FG 3PT FT Rebounds Misc
G M M A Pct M A Pct M A Pct Off Def Tot Ast TO Stl Blk PF PPG
2008 - Kyle Weaver 56 20.8 2.0 4.4 45.9 0.6 1.7 34.4 0.7 1.0 70.7 0.6 1.8 2.3 1.8 1.2 0.8 0.4 1.4 5.3

Interestingly enough, Kyle is another rookie that was not drafted by the Thunder (then Sonics), but was acquired in a late August trade with the Bobcats, for a 2nd round pick, after spending the majority of the summer on the Charlotte Bobcats roster. It's just another example of Sam Presti doing an excellent job of finding the kind of players he wants to help build this team with, and getting them without ever giving up too much in return. He has a knack for working deals that always seem to tip the scales toward our favor versus whoever the deal is made with. At 6'6" and being a defensive player, he just fits that mold that Presti is looking for.

In a little over 50 games this season, he averaged just over 5 points, 2 rebounds, 2 assists, and nearly 1 steal per game. Looking at those numbers, you can definitely tell that his time on the court was primarily for his defense, and not offense. Although he showed signs of being a decent defender, he still has a long way to go before he's considered a solid defender at the NBA level. The difference between when he started and when Thabo began starting was night and day as far as the overall defensive effort was concerned. But you can't really blame that on Kyle, being as he is just a rookie learning the NBA game on the job, and Thabo already has a few years under his belt as a budding defensive player.
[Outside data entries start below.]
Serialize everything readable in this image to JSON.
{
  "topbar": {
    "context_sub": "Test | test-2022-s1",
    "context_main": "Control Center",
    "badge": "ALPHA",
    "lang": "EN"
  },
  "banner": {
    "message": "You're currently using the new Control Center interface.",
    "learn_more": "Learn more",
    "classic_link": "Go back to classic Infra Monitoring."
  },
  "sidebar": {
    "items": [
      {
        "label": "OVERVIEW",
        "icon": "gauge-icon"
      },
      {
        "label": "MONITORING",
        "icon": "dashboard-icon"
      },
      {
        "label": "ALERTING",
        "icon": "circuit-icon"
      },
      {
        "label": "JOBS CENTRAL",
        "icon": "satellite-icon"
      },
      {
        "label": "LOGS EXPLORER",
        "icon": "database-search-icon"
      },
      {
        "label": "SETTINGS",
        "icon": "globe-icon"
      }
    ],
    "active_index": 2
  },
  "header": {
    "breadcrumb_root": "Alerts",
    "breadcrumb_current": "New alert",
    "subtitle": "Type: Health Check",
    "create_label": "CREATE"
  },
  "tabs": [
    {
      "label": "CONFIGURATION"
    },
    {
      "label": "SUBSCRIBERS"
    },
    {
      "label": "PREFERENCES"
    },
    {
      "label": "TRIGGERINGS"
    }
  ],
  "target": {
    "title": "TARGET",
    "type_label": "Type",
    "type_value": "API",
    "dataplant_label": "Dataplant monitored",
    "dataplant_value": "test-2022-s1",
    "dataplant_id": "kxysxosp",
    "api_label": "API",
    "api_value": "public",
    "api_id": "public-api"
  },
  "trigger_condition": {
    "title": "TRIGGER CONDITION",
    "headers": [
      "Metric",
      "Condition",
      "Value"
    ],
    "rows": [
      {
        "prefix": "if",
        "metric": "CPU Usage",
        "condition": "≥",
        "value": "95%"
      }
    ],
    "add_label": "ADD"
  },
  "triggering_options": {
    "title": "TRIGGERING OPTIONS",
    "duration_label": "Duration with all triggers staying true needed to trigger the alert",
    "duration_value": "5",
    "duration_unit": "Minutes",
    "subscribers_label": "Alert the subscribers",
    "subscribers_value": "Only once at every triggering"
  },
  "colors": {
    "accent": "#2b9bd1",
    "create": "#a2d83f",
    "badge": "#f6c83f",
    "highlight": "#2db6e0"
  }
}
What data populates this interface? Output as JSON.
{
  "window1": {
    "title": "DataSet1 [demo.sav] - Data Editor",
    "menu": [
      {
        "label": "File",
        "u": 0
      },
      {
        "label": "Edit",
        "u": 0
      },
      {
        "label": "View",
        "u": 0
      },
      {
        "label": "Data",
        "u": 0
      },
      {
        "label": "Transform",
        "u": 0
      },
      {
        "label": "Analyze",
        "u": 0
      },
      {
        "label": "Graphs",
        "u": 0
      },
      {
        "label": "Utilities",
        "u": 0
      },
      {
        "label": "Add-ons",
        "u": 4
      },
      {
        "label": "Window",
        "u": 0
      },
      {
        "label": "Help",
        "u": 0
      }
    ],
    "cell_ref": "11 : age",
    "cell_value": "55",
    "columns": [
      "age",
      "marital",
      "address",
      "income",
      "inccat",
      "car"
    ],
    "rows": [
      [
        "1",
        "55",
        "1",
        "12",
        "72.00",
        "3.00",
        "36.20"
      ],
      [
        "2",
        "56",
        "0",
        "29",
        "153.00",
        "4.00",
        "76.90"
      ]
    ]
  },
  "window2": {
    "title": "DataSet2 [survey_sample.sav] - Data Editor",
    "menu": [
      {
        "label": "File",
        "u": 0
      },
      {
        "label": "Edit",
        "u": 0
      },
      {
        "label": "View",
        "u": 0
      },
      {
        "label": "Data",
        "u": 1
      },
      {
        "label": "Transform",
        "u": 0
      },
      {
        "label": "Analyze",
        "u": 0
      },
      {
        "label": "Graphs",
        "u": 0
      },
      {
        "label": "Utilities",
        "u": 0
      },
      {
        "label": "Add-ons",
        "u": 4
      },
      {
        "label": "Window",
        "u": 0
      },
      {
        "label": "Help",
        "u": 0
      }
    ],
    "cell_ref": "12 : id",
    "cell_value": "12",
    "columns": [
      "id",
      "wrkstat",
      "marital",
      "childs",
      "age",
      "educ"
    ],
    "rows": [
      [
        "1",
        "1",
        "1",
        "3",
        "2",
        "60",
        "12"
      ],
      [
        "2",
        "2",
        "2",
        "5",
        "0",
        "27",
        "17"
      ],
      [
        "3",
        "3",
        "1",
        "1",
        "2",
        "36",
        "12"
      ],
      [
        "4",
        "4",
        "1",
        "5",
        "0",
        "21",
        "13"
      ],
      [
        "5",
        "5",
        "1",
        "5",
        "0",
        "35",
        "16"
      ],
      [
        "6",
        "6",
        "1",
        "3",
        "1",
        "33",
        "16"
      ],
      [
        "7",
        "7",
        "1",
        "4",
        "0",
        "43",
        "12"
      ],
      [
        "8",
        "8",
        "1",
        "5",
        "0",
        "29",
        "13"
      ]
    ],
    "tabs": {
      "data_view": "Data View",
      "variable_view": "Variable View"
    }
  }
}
As far as his offense is concerned, his shooting percentages weren't all that bad. 45% from the field, and near 35% from behind the arc. For a team that struggles from behind the three point arc, if he can develop into a consistent three point threat, he could definitely find himself a long term spot on the roster. He's really in kind of that same boat as Thabo, where his primary function for this team would be as a stiff defender, but if he could develop his 3 point shot into a consistent threat, it would be hard to keep him off the court. That's if he can develop into that same shut down defensive player in the NBA, that he was in College. To do that, he'll need playing time, and for playing time, he may need to spend the majority of next season in the D-League.

Just like D.J. White, his role next season will likely be determined by the moves the team makes during the off-season. After the Thunder signed Shaun Livingston to a mutli-year deal, it became a little more likely that Kyle will spend a good amount of his time next season in the D-League with the Tulsa 66ers. But whether or not that really happens depends on how well he plays in the Summer league, and who the Thunder decide to keep around, or trade. Both Chucky Atkins and Earl Watson are under contract through next season, and if they both somehow make it through the summer along with Livingston, then Kyle will definitely start the year playing for the Tulsa 66ers. Some of these young guys role with the team next season is really hard to evaluate before any off-season moves have been made because they really don't have a clear and defined role with the team yet, outside of gaining experience and improving their game.

Overall though, I don't think you can really complain about the year Kyle had. He was the 38th pick overall in the draft and he played in nearly 60 games that he contributed in some form or another. Even if he does get designated for assignment in Tulsa, don't think that he is out of the Thunder's future plans. First and second year players are able to be moved back and forth to the D-League up to 3 times per year as they attempt to develop themselves into everyday NBA players. So if they move him to the 66ers next year, its more so he can get loads of playing time and work on developing his game. Two things that would be hard for him to do while battling other veteran players for playing time. Again though, it just depends on what other guards are on the roster when next season rolls around.